For my undergraduate coursework, I attended the University of Illinois at Urbana-Champaign. I am still a proud Illini, and two events there helped define my future. First, I struggled a little in my math and physics classes, and my advisor actually suggested that I choose another major, that I possibly was not cut out to continue on the path I had chosen. This only served to encourage me to do even better - and I asked for a different advisor. Next, one of my professors, Dr. James Kaler, whom I consider to be a valuable mentor during these years, suggested that I seek out a volunteer position at the Staerkel Planetarium, located at nearby Parkland College. That led to several fun years at Staerkel, helping the staff as a planetarium show presenter and, occasionally, as a production assistant. I later realized that the world's best location to learn how best to be a good public speaker was in a planetarium - because it is in the dark! Through my experiences at Staerkel and working summer jobs at Space Camp just outside Kennedy Space Center in Florida, I finally knew what I wanted to do: I wanted to educate people about space exploration. After graduating in May 1995 with a Bachelor of Science degree in physics and astronomy, I started a six-month temporary position at the Adler Planetarium in the Education Department - and more than 14 years later, I am still here! In 2002, I graduated from National-Louis University with a Master of Education degree in Curriculum & Instruction. Some of the major highlights of my time at Adler include seeing the 1999 total solar eclipse on the Black Sea, speaking live with astronauts on the International Space Station, and meeting (and educating!) all sorts of interesting people.
I have been on the IBEX Education and Public Outreach team for about two years. In addition to interviewing team members and writing Monthly Highlights, we work together to create the educational materials, such as posters, lithographs, lesson plans, and presentations, that are used by Adler and other planetariums all over the country to support the mission's educational goals and the IBEX: Search for the Edge of the Solar System planetarium show. I consider myself very lucky to have been part of the team in Dulles, Virginia in October 2008 where we initiated, narrated, and produced a live Internet webcast of the IBEX launch activities. That was thrilling, and watching the progress of the mission has been just as exciting. We are all eagerly awaiting the first IBEX solar system boundary maps due out later this fall!
When I am not working, I enjoy spending time with my family. My husband Brian and I like to tell people that we met at a Poison concert in late 1990 - which is true! We have been to over one hundred concerts through our 18 years together, and we enjoy listening to music, traveling, and attending sports events, especially Chicago Cubs, Bulls, Bears, and Blackhawks games. We have an eight-year old cat, Chaka, and she still has us laughing at her antics every day. I love to garden, read historical non-fiction, especially English and Russian history, and cook. We are foodies who love to try new things.

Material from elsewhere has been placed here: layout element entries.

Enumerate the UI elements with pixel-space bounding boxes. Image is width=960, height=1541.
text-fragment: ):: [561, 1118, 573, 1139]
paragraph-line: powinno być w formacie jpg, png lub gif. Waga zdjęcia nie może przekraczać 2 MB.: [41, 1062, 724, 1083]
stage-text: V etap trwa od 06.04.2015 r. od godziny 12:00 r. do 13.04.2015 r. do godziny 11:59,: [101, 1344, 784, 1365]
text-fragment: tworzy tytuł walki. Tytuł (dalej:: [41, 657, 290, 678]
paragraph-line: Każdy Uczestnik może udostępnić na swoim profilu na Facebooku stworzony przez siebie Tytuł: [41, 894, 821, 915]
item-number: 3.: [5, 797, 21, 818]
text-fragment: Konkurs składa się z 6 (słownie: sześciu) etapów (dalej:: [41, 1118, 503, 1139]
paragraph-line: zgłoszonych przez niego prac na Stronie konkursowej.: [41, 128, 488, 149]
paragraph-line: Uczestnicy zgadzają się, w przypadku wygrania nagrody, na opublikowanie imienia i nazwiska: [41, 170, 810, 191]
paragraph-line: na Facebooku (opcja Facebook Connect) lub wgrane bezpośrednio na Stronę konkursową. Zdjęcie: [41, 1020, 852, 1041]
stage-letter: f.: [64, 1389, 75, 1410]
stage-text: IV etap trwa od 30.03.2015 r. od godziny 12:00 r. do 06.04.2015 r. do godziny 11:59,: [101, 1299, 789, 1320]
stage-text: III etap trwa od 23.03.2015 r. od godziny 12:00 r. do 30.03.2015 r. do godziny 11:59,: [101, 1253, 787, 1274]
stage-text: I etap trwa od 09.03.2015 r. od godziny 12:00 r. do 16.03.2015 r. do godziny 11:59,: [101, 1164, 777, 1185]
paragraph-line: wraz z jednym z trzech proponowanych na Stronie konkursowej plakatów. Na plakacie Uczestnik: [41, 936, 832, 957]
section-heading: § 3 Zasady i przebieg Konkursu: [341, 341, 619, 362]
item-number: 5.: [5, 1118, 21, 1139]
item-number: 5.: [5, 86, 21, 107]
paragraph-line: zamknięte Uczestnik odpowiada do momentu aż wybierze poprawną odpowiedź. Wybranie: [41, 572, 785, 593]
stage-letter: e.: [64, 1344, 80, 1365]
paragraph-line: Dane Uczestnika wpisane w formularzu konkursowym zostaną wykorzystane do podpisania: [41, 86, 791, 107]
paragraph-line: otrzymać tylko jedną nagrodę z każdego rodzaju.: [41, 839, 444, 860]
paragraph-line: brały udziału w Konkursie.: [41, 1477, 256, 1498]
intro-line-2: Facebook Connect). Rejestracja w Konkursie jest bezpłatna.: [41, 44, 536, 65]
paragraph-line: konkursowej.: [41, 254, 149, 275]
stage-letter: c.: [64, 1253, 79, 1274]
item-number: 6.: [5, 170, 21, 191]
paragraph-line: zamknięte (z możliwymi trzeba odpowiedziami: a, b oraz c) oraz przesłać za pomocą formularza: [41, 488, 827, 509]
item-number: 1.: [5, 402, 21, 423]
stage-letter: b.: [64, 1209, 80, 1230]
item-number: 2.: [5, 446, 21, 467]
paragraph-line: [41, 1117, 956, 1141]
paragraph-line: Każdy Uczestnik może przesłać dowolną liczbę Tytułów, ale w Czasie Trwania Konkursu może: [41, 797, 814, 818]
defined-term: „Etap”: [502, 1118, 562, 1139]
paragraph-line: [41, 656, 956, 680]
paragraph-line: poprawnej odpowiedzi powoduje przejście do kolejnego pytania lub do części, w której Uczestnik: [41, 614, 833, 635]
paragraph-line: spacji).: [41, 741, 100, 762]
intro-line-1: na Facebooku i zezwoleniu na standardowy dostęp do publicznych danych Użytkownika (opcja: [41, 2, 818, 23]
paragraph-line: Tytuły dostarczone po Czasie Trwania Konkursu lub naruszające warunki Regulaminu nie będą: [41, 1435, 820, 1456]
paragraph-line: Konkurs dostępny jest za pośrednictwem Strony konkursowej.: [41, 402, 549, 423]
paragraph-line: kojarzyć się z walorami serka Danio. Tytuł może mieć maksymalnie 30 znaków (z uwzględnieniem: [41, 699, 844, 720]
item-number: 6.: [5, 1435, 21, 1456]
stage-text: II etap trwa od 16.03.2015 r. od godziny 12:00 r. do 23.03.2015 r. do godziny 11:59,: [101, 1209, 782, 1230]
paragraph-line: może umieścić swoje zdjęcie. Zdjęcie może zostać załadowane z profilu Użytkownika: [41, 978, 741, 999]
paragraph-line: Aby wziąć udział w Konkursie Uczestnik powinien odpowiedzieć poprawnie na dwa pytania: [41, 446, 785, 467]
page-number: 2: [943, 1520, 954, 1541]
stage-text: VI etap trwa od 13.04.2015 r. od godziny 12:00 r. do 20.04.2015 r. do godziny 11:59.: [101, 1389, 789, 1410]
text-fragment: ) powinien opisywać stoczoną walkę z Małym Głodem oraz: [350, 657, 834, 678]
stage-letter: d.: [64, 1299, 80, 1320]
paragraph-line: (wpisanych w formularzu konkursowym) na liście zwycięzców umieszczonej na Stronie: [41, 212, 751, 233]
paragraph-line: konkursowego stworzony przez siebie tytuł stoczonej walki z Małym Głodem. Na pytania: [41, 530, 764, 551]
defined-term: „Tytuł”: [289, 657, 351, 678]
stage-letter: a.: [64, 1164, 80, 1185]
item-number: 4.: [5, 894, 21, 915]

All in all, many things and many people have helped to shape who I am and what I do. I love the profession I am in, and I love seeing how space exploration is evolving and changing through the years. I have been lucky to meet several of the IBEX "crew" through Monthly Highlights, and I enjoy bringing their stories to you each month. I am also excited to continue working on the IBEX team as we help bring the science content and results of this mission to a worldwide audience.